The last Formic was kicking at him, swatting, biting. Segundo spun it around, grabbed it below the jaw, and twisted its head until he heard things break inside. The Formic thrashed and kicked and then went still. Segundo released it and hit his thumb trigger, shooting away from it. His breathing was labored. He had little air. He was bleeding. There were holes in his suit. Several alarms were going off on his HUD. One showed a silhouette of his suit dotted with flashing lights, indicating where there was a rip or tear. The worst was on his leg where the Formic had bitten through. The emergency system had cinched his leg’s strap tight, sealing off the escape of air in the tear, but it wouldn’t hold for long. He fumbled for the emergency tape in his pouch. He pulled a strip free and placed it across a hissing puncture on his arm. He tapped the tape mechanism to release another strip. Then another. His gloved fingers were big and cumbersome and kept sticking to the corners of the tape strips before he could apply them. Twice he had to throw bent, twisted strips to the side, which was maddening since he knew he would need every strip. He covered as many holes as he could, but then the tape ran out. There were still a few torn seams, nothing big, tiny holes, but his HUD continued to sound its alarm.
Segundo blinked a command to shut off the alarm. The computer asked if he was sure since life-threatening damage to his suit was still unrepaired. He blinked the affirmative, and the alarm went silent.
His oxygen tank was nearly empty. He was desperate for air. He had a spare tank in his pouch with fifteen more minutes of oxygen, but he knew it probably wouldn’t last him five. He ditched the spent tank and screwed in the spare. Cool oxygen came into his helmet. He’d enjoy it while it lasted.
He turned back toward the direction of the ships and saw nothing but empty space. He knew he was still moving incredibly fast in that direction, but he would never see the ships again. The WU-HU ship would have passed him a long time ago, trailing behind the Formic ship, recording everything. They wouldn’t see him. He was a speck in a sea of black.
Rena.
She was safe at least. She would take this hard, but she was with others. They would comfort each other, strengthen each other.
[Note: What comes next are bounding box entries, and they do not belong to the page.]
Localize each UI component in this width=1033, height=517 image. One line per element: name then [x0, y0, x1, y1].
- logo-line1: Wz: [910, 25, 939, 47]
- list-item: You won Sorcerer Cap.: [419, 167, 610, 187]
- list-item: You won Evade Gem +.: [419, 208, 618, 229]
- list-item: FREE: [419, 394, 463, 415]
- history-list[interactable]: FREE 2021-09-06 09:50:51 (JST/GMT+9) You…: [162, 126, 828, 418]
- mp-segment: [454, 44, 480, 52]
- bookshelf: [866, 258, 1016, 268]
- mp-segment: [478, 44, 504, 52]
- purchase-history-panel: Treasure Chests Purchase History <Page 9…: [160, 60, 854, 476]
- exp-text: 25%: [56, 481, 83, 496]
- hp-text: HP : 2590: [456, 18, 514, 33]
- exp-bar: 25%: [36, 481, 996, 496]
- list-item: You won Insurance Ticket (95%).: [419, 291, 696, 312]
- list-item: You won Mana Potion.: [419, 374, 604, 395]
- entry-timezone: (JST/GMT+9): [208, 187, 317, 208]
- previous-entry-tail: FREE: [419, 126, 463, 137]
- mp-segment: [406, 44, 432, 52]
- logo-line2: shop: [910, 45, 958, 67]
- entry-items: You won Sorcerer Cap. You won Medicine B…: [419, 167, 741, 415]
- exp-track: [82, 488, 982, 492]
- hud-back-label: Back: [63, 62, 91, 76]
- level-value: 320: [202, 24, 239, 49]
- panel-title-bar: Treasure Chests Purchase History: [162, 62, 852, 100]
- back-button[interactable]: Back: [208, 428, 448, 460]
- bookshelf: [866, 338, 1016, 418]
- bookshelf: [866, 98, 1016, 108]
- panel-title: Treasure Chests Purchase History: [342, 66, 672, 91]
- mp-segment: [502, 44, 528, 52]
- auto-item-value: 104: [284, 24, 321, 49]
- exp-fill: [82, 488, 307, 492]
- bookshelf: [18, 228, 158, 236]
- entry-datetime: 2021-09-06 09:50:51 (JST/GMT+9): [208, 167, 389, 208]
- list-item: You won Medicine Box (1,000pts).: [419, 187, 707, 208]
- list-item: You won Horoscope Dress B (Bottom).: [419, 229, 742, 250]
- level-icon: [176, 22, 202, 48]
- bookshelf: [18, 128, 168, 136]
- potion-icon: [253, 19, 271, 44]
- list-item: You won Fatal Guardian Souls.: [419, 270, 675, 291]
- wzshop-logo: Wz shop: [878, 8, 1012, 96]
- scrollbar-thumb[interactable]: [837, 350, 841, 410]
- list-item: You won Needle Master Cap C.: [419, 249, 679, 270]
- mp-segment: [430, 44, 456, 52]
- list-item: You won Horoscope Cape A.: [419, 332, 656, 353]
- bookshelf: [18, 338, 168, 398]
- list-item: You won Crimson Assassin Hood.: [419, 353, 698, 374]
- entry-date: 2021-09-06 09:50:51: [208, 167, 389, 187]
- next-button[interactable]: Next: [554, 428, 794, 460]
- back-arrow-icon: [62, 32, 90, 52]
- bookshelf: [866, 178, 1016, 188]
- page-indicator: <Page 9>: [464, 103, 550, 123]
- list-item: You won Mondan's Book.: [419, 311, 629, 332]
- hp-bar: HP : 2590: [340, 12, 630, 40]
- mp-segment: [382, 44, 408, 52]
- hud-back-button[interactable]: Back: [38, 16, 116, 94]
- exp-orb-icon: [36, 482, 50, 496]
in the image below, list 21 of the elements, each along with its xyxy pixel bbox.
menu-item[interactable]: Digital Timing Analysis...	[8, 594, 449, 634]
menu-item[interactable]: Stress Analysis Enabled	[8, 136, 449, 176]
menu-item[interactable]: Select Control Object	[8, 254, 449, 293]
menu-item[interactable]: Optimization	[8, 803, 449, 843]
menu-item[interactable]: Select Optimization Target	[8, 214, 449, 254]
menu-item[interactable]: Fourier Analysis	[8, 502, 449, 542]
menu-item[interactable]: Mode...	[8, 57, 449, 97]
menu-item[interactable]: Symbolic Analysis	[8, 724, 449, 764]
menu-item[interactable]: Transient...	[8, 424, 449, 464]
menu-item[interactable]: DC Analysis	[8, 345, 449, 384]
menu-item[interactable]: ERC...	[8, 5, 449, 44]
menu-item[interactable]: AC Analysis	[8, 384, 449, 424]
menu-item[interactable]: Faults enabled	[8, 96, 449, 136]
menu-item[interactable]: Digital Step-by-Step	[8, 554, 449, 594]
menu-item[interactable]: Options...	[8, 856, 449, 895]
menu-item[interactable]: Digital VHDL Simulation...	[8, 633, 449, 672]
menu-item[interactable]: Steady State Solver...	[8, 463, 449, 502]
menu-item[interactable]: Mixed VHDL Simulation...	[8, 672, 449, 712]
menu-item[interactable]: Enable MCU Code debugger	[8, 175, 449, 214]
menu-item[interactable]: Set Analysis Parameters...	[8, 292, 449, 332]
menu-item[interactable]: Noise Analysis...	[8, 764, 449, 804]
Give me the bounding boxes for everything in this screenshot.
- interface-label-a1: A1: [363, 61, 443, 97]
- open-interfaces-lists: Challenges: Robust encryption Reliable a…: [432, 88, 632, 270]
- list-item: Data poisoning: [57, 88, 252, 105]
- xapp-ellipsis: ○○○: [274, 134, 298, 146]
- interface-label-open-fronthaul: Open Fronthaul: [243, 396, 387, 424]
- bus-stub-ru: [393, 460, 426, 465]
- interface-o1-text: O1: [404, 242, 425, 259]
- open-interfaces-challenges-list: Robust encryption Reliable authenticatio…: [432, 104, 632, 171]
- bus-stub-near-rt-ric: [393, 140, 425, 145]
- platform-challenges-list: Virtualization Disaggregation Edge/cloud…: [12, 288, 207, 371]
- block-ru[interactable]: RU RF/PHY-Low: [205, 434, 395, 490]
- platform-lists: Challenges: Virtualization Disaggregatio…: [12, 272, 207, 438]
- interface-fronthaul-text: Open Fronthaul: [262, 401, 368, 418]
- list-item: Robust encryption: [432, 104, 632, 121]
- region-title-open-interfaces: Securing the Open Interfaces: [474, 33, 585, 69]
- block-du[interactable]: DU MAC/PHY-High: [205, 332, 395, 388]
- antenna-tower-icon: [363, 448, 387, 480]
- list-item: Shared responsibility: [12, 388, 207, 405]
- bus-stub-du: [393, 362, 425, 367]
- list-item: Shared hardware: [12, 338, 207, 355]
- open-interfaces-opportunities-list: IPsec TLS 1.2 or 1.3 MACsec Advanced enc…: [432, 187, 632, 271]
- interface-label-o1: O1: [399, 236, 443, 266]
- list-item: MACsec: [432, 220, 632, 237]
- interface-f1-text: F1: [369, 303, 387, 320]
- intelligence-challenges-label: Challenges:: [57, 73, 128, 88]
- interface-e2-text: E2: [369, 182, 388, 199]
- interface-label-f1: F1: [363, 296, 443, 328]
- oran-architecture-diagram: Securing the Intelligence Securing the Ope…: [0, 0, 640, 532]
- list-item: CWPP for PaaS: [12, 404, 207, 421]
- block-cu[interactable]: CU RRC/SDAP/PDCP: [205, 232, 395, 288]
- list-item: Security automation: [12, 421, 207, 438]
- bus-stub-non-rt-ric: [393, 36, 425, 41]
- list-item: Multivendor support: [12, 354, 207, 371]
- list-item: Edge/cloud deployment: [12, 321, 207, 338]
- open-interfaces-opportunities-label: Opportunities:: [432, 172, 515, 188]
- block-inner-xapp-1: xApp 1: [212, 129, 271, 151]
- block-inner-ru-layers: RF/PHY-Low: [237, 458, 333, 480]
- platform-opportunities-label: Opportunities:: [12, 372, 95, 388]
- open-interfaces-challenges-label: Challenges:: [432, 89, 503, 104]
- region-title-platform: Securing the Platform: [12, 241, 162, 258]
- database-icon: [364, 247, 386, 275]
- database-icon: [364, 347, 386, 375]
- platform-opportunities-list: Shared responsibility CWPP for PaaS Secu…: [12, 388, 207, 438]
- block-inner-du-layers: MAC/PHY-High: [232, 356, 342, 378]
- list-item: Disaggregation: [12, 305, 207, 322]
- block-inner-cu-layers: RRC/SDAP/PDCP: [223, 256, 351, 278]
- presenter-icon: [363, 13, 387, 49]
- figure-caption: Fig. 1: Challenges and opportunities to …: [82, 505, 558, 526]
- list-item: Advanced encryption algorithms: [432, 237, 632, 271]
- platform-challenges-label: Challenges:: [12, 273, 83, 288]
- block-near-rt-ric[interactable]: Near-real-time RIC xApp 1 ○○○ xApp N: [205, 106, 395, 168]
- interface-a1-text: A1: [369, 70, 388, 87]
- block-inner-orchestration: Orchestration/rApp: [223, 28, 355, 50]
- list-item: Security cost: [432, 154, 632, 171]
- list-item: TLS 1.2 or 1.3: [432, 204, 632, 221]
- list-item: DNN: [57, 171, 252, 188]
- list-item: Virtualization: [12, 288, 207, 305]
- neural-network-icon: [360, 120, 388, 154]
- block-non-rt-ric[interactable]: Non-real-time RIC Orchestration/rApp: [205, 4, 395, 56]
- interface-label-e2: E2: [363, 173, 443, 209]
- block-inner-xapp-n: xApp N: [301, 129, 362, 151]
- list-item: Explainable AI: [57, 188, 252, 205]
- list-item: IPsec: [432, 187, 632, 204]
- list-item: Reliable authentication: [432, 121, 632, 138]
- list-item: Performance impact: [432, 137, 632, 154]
They would survive. He wanted her to know that she was the last thing on his mind, and that he hadn’t died in agony. Well, not total agony; the wound in his leg had settled to a burning numbness. Some of the others had suffered much worse. He focused on the spot in space where he assumed the WU-HU ship would be and told his HUD to give the remaining power to the radio transmitter to boost the signal.
“Rena. I don’t know if you’ll receive this, but my suit is punctured and leaking air. Even if the WU-HU ship decelerated now and you knew exactly where I was, you’d still never reach me in time. So don’t stop. Keep going. I don’t know if El Cavador got out, but I don’t think so. Tell Abbi that Mono was sorry for lying to her. Tell her he loves her. Tell her we couldn’t have done this without him. It’s the truth.
“The women will be looking for a leader, Rena, someone to help them navigate all this. Don’t be modest. We both know they’d appreciate you guiding them. Work with the captain. He strikes me as a good man. Don’t rush to Earth. I don’t know what will come of this, but I’d prefer you stay away from it and survive. Do that for me, mi amor. I’m sorry we won’t share a hammock when you read my letter, but know that I mean every word. Te amo, Rena. Para siempre jamas, te amo.”
The air in his helmet was getting thin, and he didn’t want her hearing him gasping for breath. He shut off the transmitter. He turned off his HUD. All was silent except for the weak rasp of the regulator, pumping in the last of the air. Segundo let his body go loose. He was cold and tired, but he ignored the cold. Around him stars shone. Some bright, some dim, the most constant things in life. Segundo smiled up at them, happy at least to be dying among friends.